При таком варианте вновь вырисовывается своеобразие фигуры Блоссия-консультанта, который прежде уже пытался вместе с Тиберием Гракхом добиться раздачи земель римским беднякам. Теперь он мог предложить Аристонику нечто сходное — наделить бедноту и освобожденных рабов землей в основанной для них колонии с символическим названием Гелиополис. Идея оказалась привлекательной: Аристонику удалось мобилизовать массу приверженцев, и его чуть было не затухшее восстание вспыхнуло с новой силой. Таким образом, и здесь, как в случае с Тиберием Гракхом, Блоссий своими советами мог способствовать радикализации движения, вовлечению в него все новых сторонников. Впрочем, исход обоих этих движений оказался тоже во многом сходным: оба они были подавлены вооруженной силой, а их вожди погибли.
Напомним, что Блоссий был не просто «советником-слугой», он был «идейным» консультантом. Как в случае с Гракхом, так и в случае с Аристоником этот философ мог исходить из сложившихся у него представлений о необходимости более справедливого (близкого к уравнительному) распределения земельной собственности. Таким образом, если он и был утопистом, то отнюдь не коммунистического (как утверждали многие ученые), а скорее эгалитаристского толка. В этом смысле он был близок к позиции другого «консультанта-стоика» эллинистической эпохи — Сфера из Борисфена, который проповедовал возрождение «общины равных» в Спарте и тем самым идеологически обеспечивал деятельность царя-реформатора Клеомена III (235—
Что же касается самих «консультируемых» политиков, то для них использование утопических эгалитаристских идей, как правило, оставалось лишь одним из средств достижения вполне конкретных и прагматичных целей. Можно уверенно констатировать, что это было вполне в духе времени. Многие позднегреческие тираны — например, Агафокл на Сицилии и Набис в Спарте — весьма охотно прибегали к приемам социальной демагогии, к освобождению рабов и частичным переделам собственности. Однако конечным итогом всех этих манипуляций было лишь устранение политических противников и установление режима личной власти.

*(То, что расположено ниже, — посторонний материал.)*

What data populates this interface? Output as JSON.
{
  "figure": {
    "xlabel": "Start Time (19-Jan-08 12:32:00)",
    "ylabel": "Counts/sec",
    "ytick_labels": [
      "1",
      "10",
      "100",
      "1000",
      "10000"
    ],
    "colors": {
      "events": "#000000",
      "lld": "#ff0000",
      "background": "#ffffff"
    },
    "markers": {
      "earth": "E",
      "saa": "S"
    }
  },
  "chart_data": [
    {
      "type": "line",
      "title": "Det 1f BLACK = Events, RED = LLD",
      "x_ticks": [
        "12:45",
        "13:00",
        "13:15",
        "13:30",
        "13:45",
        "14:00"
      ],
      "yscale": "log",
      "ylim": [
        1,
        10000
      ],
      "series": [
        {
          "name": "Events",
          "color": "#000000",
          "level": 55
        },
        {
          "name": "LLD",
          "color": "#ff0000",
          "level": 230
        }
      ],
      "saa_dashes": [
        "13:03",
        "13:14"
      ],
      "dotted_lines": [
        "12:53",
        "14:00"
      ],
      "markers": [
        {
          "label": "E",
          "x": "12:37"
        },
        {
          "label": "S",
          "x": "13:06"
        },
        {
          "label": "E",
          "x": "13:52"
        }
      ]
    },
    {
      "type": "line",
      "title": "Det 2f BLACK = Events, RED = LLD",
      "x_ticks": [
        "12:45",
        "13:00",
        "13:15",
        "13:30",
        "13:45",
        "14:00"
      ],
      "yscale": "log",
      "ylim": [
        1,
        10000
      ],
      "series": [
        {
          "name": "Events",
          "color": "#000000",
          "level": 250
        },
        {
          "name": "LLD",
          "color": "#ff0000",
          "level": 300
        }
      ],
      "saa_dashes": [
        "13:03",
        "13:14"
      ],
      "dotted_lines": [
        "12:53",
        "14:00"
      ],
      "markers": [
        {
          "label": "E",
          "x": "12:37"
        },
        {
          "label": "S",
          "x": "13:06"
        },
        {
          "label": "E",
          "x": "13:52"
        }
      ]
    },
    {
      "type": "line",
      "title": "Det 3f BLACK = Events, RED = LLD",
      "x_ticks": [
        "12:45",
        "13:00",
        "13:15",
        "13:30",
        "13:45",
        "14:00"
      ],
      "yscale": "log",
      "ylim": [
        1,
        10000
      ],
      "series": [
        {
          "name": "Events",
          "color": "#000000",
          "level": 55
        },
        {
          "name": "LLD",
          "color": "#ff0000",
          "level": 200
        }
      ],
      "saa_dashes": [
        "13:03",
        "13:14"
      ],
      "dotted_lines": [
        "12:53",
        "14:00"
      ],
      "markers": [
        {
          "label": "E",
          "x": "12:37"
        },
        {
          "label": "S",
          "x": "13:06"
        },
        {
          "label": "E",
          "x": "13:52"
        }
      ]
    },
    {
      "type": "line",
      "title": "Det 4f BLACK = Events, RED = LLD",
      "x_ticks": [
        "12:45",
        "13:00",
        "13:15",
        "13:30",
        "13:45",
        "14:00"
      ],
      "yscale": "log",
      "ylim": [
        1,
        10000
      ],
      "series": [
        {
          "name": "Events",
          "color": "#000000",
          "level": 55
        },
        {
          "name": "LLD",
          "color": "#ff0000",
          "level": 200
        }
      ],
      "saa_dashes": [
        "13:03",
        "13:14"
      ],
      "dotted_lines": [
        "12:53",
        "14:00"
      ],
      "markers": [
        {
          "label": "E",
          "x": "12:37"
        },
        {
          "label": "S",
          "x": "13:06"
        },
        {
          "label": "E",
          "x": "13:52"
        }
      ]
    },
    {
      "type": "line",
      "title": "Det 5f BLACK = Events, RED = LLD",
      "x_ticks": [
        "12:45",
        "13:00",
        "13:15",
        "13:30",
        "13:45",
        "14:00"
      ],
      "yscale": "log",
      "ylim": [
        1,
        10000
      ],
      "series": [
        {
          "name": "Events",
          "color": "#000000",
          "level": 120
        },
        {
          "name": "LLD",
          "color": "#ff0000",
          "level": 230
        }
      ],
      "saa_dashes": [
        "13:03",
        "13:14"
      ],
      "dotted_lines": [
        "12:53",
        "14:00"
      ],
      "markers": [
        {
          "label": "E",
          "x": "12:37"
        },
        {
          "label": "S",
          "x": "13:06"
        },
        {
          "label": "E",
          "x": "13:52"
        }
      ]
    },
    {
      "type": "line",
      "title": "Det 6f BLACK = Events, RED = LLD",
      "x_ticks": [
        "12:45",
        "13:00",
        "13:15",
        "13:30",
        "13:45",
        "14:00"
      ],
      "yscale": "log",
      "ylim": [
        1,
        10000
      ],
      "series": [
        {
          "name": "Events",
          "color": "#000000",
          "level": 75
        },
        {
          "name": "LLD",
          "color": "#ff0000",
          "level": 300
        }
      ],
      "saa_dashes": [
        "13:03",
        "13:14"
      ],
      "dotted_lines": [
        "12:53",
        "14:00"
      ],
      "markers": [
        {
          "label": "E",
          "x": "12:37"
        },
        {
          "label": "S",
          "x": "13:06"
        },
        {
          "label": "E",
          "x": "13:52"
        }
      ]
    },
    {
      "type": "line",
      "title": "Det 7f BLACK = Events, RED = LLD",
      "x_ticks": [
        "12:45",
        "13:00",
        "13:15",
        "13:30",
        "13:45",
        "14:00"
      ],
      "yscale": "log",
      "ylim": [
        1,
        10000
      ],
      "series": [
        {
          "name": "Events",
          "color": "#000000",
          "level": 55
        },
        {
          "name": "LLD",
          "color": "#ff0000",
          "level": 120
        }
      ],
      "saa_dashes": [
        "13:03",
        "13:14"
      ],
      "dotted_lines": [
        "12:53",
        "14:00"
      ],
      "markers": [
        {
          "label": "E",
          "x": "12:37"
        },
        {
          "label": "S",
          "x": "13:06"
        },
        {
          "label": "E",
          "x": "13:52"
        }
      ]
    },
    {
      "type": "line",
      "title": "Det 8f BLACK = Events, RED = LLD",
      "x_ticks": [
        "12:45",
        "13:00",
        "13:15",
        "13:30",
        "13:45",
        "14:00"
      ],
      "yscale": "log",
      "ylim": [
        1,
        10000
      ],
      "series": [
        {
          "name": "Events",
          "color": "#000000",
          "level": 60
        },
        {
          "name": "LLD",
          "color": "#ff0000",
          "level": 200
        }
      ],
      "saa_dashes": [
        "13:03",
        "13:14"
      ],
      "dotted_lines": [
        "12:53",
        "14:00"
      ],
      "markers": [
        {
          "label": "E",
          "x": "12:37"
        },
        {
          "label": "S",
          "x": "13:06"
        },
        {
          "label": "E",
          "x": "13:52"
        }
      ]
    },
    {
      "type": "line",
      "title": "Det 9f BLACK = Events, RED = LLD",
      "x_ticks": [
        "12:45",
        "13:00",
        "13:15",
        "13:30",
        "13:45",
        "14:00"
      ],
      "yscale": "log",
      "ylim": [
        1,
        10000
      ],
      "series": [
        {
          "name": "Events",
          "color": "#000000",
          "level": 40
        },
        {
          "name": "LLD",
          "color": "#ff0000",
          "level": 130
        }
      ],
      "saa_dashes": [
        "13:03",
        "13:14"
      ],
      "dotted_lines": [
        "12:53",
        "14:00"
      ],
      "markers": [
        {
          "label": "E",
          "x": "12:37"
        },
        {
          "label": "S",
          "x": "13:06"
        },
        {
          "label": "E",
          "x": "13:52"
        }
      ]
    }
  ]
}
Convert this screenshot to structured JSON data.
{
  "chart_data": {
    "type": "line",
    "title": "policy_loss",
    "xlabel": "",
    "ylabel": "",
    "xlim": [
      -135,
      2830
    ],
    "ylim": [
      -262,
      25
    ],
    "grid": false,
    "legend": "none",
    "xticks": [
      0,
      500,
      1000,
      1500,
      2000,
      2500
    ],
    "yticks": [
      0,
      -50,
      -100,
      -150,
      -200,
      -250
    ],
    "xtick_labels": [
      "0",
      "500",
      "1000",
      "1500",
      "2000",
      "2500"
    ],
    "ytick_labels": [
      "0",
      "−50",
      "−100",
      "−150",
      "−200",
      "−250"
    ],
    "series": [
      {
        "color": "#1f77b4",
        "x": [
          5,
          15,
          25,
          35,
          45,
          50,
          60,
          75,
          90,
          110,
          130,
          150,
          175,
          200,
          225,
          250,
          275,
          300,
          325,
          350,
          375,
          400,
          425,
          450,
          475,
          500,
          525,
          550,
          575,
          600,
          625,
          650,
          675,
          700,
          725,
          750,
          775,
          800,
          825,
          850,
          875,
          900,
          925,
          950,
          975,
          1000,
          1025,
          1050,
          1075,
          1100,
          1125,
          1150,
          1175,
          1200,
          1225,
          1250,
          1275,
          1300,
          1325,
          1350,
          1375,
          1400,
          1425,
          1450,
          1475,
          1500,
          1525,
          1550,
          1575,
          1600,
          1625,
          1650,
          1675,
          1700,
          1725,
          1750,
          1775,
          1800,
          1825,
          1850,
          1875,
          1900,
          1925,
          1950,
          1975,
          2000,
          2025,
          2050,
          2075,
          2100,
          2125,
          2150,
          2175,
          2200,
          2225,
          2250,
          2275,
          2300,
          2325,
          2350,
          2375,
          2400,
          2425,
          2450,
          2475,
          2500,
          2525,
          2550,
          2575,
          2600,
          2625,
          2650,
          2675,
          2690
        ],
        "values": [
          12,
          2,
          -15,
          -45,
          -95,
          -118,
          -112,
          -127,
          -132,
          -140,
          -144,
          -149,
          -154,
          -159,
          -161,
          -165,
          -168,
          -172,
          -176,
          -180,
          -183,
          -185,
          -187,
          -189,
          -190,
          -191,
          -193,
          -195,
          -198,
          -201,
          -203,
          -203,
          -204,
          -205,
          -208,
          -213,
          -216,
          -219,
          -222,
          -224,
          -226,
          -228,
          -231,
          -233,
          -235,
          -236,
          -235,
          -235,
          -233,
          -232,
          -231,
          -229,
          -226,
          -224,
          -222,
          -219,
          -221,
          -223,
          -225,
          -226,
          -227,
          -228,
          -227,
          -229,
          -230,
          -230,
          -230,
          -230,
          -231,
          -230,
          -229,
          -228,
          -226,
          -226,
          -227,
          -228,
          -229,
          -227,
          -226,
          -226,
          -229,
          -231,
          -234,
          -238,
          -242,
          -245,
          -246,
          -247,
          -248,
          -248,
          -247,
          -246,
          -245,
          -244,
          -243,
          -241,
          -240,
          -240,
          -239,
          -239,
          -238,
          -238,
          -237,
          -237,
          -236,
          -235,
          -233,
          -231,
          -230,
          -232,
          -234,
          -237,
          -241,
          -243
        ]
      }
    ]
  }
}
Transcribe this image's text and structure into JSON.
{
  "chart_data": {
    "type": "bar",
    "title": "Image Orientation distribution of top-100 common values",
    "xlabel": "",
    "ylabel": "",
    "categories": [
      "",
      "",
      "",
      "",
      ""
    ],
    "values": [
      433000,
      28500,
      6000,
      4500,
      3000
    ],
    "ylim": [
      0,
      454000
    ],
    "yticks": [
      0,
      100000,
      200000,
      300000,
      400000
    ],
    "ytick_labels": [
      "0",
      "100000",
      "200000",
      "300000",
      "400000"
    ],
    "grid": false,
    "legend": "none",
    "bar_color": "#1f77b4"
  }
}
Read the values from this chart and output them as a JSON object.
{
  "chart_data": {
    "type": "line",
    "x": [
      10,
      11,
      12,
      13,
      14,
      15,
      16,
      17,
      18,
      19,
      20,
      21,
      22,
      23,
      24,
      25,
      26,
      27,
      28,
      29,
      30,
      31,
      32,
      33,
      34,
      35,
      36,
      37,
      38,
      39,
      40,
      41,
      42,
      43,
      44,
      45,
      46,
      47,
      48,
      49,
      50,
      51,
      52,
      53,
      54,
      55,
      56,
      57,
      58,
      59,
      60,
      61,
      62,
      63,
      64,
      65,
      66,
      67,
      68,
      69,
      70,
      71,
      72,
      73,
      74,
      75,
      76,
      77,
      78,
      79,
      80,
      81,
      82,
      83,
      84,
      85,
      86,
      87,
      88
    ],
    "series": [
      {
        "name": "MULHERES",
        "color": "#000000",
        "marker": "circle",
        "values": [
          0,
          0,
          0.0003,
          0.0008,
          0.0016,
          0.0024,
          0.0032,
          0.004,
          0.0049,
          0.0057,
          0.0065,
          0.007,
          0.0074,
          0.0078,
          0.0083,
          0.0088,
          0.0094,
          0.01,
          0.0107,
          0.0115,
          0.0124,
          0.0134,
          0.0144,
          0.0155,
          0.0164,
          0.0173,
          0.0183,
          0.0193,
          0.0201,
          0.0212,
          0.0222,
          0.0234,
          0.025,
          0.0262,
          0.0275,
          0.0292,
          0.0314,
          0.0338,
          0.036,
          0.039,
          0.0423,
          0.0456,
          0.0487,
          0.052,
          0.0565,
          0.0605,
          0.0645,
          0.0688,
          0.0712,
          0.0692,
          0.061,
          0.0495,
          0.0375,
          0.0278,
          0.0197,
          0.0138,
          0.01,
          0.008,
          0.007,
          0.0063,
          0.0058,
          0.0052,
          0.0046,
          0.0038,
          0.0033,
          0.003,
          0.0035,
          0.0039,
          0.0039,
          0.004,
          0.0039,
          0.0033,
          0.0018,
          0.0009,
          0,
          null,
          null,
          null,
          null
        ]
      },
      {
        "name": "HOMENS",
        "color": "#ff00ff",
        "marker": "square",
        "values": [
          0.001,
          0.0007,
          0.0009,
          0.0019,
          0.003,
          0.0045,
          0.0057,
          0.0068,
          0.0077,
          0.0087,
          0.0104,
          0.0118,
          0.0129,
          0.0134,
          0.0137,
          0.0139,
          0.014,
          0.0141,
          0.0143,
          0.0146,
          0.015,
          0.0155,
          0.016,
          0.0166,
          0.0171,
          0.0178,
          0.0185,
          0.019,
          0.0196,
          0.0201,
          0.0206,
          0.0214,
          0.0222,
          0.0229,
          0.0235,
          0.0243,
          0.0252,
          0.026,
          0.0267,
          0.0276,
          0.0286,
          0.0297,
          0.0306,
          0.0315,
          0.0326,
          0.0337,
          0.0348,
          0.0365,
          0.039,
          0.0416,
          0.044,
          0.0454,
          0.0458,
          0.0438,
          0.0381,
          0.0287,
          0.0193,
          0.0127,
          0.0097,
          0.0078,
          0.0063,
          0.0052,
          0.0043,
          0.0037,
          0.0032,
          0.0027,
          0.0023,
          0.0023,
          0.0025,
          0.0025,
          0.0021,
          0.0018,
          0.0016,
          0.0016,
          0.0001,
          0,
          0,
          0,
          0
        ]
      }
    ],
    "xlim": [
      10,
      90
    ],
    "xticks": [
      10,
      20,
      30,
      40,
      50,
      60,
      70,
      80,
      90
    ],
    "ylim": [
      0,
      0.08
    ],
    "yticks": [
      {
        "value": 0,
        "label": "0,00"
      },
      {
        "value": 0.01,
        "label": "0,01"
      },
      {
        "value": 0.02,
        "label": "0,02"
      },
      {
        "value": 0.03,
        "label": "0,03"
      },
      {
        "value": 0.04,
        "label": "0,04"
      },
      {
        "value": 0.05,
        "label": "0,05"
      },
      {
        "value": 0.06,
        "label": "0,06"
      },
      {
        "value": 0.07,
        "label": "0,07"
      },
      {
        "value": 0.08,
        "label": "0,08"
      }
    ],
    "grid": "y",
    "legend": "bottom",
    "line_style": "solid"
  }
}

Подводя итог, мы хотели бы вернуться к вопросу, поставленному в начале статьи: когда впервые появляется профессия политического консультанта?
Разумеется, в «узком» смысле слова политический консалтинг как определенное профессиональное занятие распространяется только в условиях индустриальной цивилизации: именно эта цивилизация порождает не только повышенную потребность, но и массу дополнительных возможностей для манипулирования общественным сознанием (СМИ, деятельность политических партий и т. д.). Однако и в более ранние эпохи встречались деятели (философы, риторы, предсказатели и т. д.), для которых политическое консультирование фактически было призванием. Эти люди помогали политикам принимать обдуманные решения, пытались строить прогнозы, сочиняли речи и «программы», способствовали формированию «имиджа». Далеко не всегда они были лишь «исполнителями», «слугами» политиков. Многие из таких консультантов зачастую направляли или корректировали действия политиков, оказывая тем самым существенное влияние на развитие событий. Именно это и делает столь поучительным изучение наиболее ярких страниц истории политического консалтинга. Поскольку в «широком» смысле слова политическое консультирование во все эпохи было непременным атрибутом серьезной политики, его можно считать ровесником человеческой цивилизации.